Reputacja: 1 Pipboy79 ma wspaniałą reputacjęPipboy79 ma wspaniałą reputacjęPipboy79 ma wspaniałą reputacjęPipboy79 ma wspaniałą reputacjęPipboy79 ma wspaniałą reputacjęPipboy79 ma wspaniałą reputacjęPipboy79 ma wspaniałą reputacjęPipboy79 ma wspaniałą reputacjęPipboy79 ma wspaniałą reputacjęPipboy79 ma wspaniałą reputacjęPipboy79 ma wspaniałą reputację
Wiktor "Alfa" Stiepanowicz - wygolony specnazowiec



The Raft; dziedziniec spacerniaka



- Wiktorze Stiepanowiczu. Sprawa jest. - rzekł po rosyjsku jeden z młodszych członków więziennego gangu.

- Taa? - zachęcił go do rozwinięcia tematu prawie na zero wygolony mężczyzna w podobnym uniformie.

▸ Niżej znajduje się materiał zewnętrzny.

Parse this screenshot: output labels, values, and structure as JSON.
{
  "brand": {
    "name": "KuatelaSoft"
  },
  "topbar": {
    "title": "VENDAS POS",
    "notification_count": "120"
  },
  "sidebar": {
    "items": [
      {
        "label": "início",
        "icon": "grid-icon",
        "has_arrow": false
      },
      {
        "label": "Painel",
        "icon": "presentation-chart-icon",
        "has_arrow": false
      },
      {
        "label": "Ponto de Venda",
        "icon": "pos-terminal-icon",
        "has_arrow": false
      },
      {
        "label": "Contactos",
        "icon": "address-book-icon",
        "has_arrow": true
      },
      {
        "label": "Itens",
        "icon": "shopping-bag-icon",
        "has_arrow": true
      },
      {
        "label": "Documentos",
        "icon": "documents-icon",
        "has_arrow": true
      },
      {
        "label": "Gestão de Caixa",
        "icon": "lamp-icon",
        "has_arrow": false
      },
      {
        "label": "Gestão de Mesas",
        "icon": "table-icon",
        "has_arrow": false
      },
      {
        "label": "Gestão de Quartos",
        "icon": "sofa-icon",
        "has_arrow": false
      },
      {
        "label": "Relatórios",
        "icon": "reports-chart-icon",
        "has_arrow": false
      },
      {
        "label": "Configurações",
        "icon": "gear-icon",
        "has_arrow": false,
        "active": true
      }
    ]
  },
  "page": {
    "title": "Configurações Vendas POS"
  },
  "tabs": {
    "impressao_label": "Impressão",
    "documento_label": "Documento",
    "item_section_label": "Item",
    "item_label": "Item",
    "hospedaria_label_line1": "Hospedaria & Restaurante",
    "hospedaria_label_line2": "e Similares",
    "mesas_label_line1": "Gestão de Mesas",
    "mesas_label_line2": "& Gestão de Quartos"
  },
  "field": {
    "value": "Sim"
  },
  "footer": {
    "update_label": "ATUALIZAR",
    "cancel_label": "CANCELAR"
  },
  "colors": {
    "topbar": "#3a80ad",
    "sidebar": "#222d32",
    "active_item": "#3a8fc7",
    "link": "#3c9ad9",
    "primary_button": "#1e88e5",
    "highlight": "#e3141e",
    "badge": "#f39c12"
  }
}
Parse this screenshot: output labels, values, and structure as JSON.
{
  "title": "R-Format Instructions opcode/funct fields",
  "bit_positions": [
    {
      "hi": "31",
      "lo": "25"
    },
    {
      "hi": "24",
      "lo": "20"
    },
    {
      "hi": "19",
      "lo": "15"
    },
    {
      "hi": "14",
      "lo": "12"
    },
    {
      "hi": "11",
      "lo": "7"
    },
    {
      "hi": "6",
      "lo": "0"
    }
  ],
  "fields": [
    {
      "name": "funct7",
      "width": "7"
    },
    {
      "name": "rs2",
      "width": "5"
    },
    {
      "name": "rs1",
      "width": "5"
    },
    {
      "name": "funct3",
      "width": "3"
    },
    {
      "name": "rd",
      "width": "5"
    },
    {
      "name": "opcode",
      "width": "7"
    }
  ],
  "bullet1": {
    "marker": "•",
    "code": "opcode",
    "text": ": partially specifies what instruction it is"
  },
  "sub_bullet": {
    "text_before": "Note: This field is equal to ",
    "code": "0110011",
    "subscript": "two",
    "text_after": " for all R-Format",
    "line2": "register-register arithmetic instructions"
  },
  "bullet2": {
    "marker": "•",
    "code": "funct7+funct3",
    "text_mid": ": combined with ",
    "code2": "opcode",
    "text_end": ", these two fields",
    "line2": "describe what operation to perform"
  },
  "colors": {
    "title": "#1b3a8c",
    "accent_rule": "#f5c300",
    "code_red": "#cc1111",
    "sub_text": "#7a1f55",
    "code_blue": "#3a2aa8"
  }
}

- No już trzy po. A oni nadal tam są. - rzekł młodszy z mężczyzn wskazując głową w stronę spacerniaka z przyrządami głównie do pakowania mięśni umownie nazywany przez wszystkich siłownią. Starszy mężczyzna spojrzał w stronę siłki wciąż okupowanej przez grupę kolorowych. Potem wymownie spojrzał na zegar na ścianie. Trzy po. A niepisane zawieszenie broni mówiło, że zmiany zaczynają się i kończą o równych godzinach. Te brudasy wypowiedziały im wojnę!

- Taa. - rzekł krótko Wiktor Stiepanowicz zwany najczęściej nawet w zamknięciu Alfą. Ruszył spokojnie w stronę siłowni. Wraz z nim ruszyła grupka z jego gangu. Grupka została szybko zauważone przez kolorowych którzy musieli spodziewać się czegoś takiego skoro zdecydowali się okupować ich kolejkę siłki jak i widoczni strażnicy już się zaczynali robić nerwowi.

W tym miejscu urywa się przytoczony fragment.